Basically, high insulin leads to insulin resistance, and insulin resistance leads to higher insulin, and the result is higher and higher insulin levels, which then drive weight gain and obesity. Because, as Dr Jason Fung explains in this excellent article * (which is well worth a read) when our bodies are exposed to any prolonged stimulus, they quickly develop resistance. As Dr Fung says, you can make anyone gain weight, simply by injecting them with insulin.
The good news is that you can eat food that stops this inflammatory stress riot. What you eat is important – because a calorie from broccoli has a different effect to a calorie from a sugary biscuit. The former won’t stimulate insulin to the same degree. And that’s why a calorie is not just a calorie. You need to eat your calories from the right foods to counteract the effects of insulin.
The bad news for carb lovers is that carbohydrates – particularly the refined ones – raise insulin the most. Protein also raises it significantly, even though it stabilises blood sugar, and animal proteins have a greater effect than plant proteins. But dietary fat doesn’t raise insulin or glucose. All of that means that not all calories are created equal.
I have generally recommended strategic refuelling, which is about not just having the right amount of calories but also timing them to suit your metabolism and daily schedule.

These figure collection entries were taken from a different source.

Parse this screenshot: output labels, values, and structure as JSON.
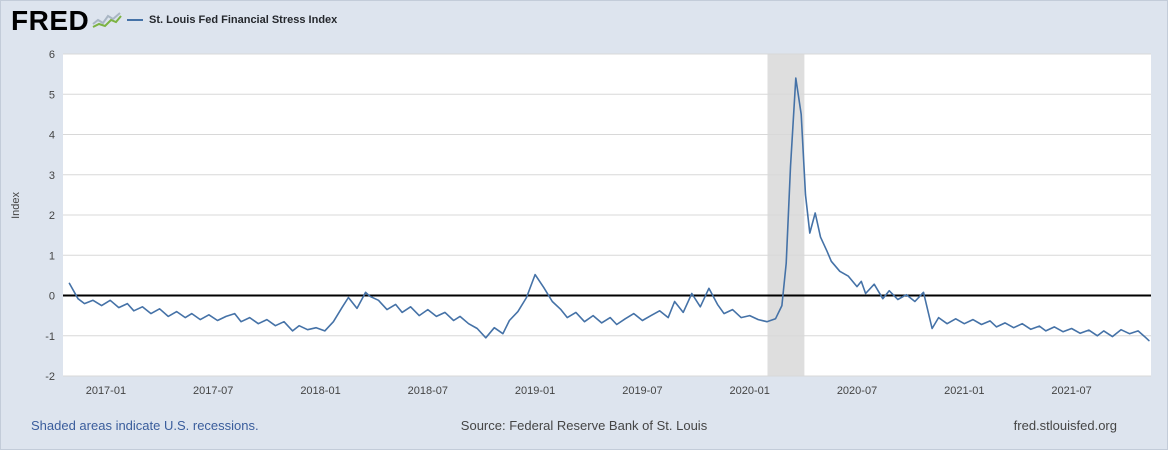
{
  "header": {
    "logo_text": "FRED",
    "logo_spark_gray": "#a9b6c4",
    "logo_spark_green": "#7cb342"
  },
  "chart_data": {
    "type": "line",
    "title": "St. Louis Fed Financial Stress Index",
    "ylabel": "Index",
    "ylim": [
      -2,
      6
    ],
    "yticks": [
      6,
      5,
      4,
      3,
      2,
      1,
      0,
      -1,
      -2
    ],
    "xlim": [
      2016.8,
      2021.87
    ],
    "x_ticks": [
      {
        "pos": 2017.0,
        "label": "2017-01"
      },
      {
        "pos": 2017.5,
        "label": "2017-07"
      },
      {
        "pos": 2018.0,
        "label": "2018-01"
      },
      {
        "pos": 2018.5,
        "label": "2018-07"
      },
      {
        "pos": 2019.0,
        "label": "2019-01"
      },
      {
        "pos": 2019.5,
        "label": "2019-07"
      },
      {
        "pos": 2020.0,
        "label": "2020-01"
      },
      {
        "pos": 2020.5,
        "label": "2020-07"
      },
      {
        "pos": 2021.0,
        "label": "2021-01"
      },
      {
        "pos": 2021.5,
        "label": "2021-07"
      }
    ],
    "grid": "horizontal",
    "legend_position": "top-left",
    "zero_line": true,
    "zero_line_color": "#000000",
    "line_color": "#4572a7",
    "recession_bands": [
      {
        "start": 2020.083,
        "end": 2020.255
      }
    ],
    "series": [
      {
        "name": "St. Louis Fed Financial Stress Index",
        "points": [
          [
            2016.83,
            0.3
          ],
          [
            2016.87,
            -0.08
          ],
          [
            2016.9,
            -0.2
          ],
          [
            2016.94,
            -0.12
          ],
          [
            2016.98,
            -0.25
          ],
          [
            2017.02,
            -0.12
          ],
          [
            2017.06,
            -0.3
          ],
          [
            2017.1,
            -0.2
          ],
          [
            2017.13,
            -0.38
          ],
          [
            2017.17,
            -0.28
          ],
          [
            2017.21,
            -0.45
          ],
          [
            2017.25,
            -0.33
          ],
          [
            2017.29,
            -0.52
          ],
          [
            2017.33,
            -0.4
          ],
          [
            2017.37,
            -0.55
          ],
          [
            2017.4,
            -0.45
          ],
          [
            2017.44,
            -0.6
          ],
          [
            2017.48,
            -0.48
          ],
          [
            2017.52,
            -0.62
          ],
          [
            2017.56,
            -0.52
          ],
          [
            2017.6,
            -0.45
          ],
          [
            2017.63,
            -0.65
          ],
          [
            2017.67,
            -0.55
          ],
          [
            2017.71,
            -0.7
          ],
          [
            2017.75,
            -0.6
          ],
          [
            2017.79,
            -0.75
          ],
          [
            2017.83,
            -0.65
          ],
          [
            2017.87,
            -0.88
          ],
          [
            2017.9,
            -0.75
          ],
          [
            2017.94,
            -0.85
          ],
          [
            2017.98,
            -0.8
          ],
          [
            2018.02,
            -0.88
          ],
          [
            2018.06,
            -0.65
          ],
          [
            2018.1,
            -0.3
          ],
          [
            2018.13,
            -0.05
          ],
          [
            2018.17,
            -0.32
          ],
          [
            2018.21,
            0.08
          ],
          [
            2018.23,
            -0.02
          ],
          [
            2018.27,
            -0.12
          ],
          [
            2018.31,
            -0.35
          ],
          [
            2018.35,
            -0.22
          ],
          [
            2018.38,
            -0.42
          ],
          [
            2018.42,
            -0.28
          ],
          [
            2018.46,
            -0.5
          ],
          [
            2018.5,
            -0.35
          ],
          [
            2018.54,
            -0.52
          ],
          [
            2018.58,
            -0.42
          ],
          [
            2018.62,
            -0.62
          ],
          [
            2018.65,
            -0.52
          ],
          [
            2018.69,
            -0.7
          ],
          [
            2018.73,
            -0.82
          ],
          [
            2018.77,
            -1.05
          ],
          [
            2018.81,
            -0.8
          ],
          [
            2018.85,
            -0.95
          ],
          [
            2018.88,
            -0.62
          ],
          [
            2018.92,
            -0.4
          ],
          [
            2018.96,
            -0.05
          ],
          [
            2019.0,
            0.52
          ],
          [
            2019.04,
            0.2
          ],
          [
            2019.08,
            -0.15
          ],
          [
            2019.12,
            -0.35
          ],
          [
            2019.15,
            -0.55
          ],
          [
            2019.19,
            -0.42
          ],
          [
            2019.23,
            -0.65
          ],
          [
            2019.27,
            -0.5
          ],
          [
            2019.31,
            -0.68
          ],
          [
            2019.35,
            -0.55
          ],
          [
            2019.38,
            -0.72
          ],
          [
            2019.42,
            -0.58
          ],
          [
            2019.46,
            -0.45
          ],
          [
            2019.5,
            -0.62
          ],
          [
            2019.54,
            -0.5
          ],
          [
            2019.58,
            -0.38
          ],
          [
            2019.62,
            -0.55
          ],
          [
            2019.65,
            -0.15
          ],
          [
            2019.69,
            -0.42
          ],
          [
            2019.73,
            0.05
          ],
          [
            2019.77,
            -0.28
          ],
          [
            2019.81,
            0.18
          ],
          [
            2019.85,
            -0.22
          ],
          [
            2019.88,
            -0.45
          ],
          [
            2019.92,
            -0.35
          ],
          [
            2019.96,
            -0.55
          ],
          [
            2020.0,
            -0.5
          ],
          [
            2020.04,
            -0.6
          ],
          [
            2020.08,
            -0.65
          ],
          [
            2020.12,
            -0.58
          ],
          [
            2020.15,
            -0.25
          ],
          [
            2020.17,
            0.8
          ],
          [
            2020.19,
            3.2
          ],
          [
            2020.215,
            5.4
          ],
          [
            2020.24,
            4.5
          ],
          [
            2020.26,
            2.5
          ],
          [
            2020.28,
            1.55
          ],
          [
            2020.305,
            2.05
          ],
          [
            2020.33,
            1.45
          ],
          [
            2020.36,
            1.1
          ],
          [
            2020.38,
            0.85
          ],
          [
            2020.42,
            0.6
          ],
          [
            2020.46,
            0.48
          ],
          [
            2020.5,
            0.22
          ],
          [
            2020.52,
            0.35
          ],
          [
            2020.54,
            0.05
          ],
          [
            2020.58,
            0.28
          ],
          [
            2020.62,
            -0.08
          ],
          [
            2020.65,
            0.12
          ],
          [
            2020.69,
            -0.1
          ],
          [
            2020.73,
            0.02
          ],
          [
            2020.77,
            -0.15
          ],
          [
            2020.81,
            0.08
          ],
          [
            2020.85,
            -0.82
          ],
          [
            2020.88,
            -0.55
          ],
          [
            2020.92,
            -0.7
          ],
          [
            2020.96,
            -0.58
          ],
          [
            2021.0,
            -0.7
          ],
          [
            2021.04,
            -0.6
          ],
          [
            2021.08,
            -0.72
          ],
          [
            2021.12,
            -0.63
          ],
          [
            2021.15,
            -0.78
          ],
          [
            2021.19,
            -0.68
          ],
          [
            2021.23,
            -0.8
          ],
          [
            2021.27,
            -0.7
          ],
          [
            2021.31,
            -0.84
          ],
          [
            2021.35,
            -0.76
          ],
          [
            2021.38,
            -0.88
          ],
          [
            2021.42,
            -0.78
          ],
          [
            2021.46,
            -0.9
          ],
          [
            2021.5,
            -0.82
          ],
          [
            2021.54,
            -0.94
          ],
          [
            2021.58,
            -0.86
          ],
          [
            2021.62,
            -1.0
          ],
          [
            2021.65,
            -0.88
          ],
          [
            2021.69,
            -1.02
          ],
          [
            2021.73,
            -0.85
          ],
          [
            2021.77,
            -0.95
          ],
          [
            2021.81,
            -0.88
          ],
          [
            2021.84,
            -1.02
          ],
          [
            2021.86,
            -1.12
          ]
        ]
      }
    ]
  },
  "footer": {
    "recessions_note": "Shaded areas indicate U.S. recessions.",
    "source": "Source: Federal Reserve Bank of St. Louis",
    "site": "fred.stlouisfed.org"
  },
  "colors": {
    "page_bg": "#dde4ee",
    "plot_bg": "#ffffff",
    "grid": "#d8d8d8",
    "recession_band": "#dedede",
    "tick_text": "#444444",
    "link_blue": "#3a5d9c"
  }
}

For me that means that 80% of the time I generally eat light and at regular intervals, as my travel and work schedule makes it hard for me to eat routinely. I do also do intermittent fasting where I regulate my snacking and restrict my calorie intake for about 20% of the time. There is some compelling evidence that this approach is beneficial not only for weight loss but also for reducing inflammation. I would recommend Michael Moseley as a resource for this.
If intermittent fasting feels too extreme for you, another approach to consider is three moderate meals a day, with limited refined carbohydrates and plenty of fresh vegetables, and no calories between dinner and breakfast, to give your body a break from the insulin cycle. No snacking between meals and no six-to-ten-meals-a-day regime. Just breakfast, lunch and supper, the way our grandparents used to eat.When you do this, your body spends roughly half the day fed, and half the day fasted, which keeps your weight stable over time, and also creates a hormonal environment that doesn’t sabotage your efforts to eat less and move more.
There is no one-size-fits-all, and finding the best way to consume the highest quality of calories is personal journey. Get proper advice, try different things, and listen to your body. You don’t know what you don’t know, but aim for balance and a whole-life approach rather than rigid, extreme programmes that aren’t sustainable.
Most importantly, enjoy your food – it’s meant to be pleasurable, not a source of added stress!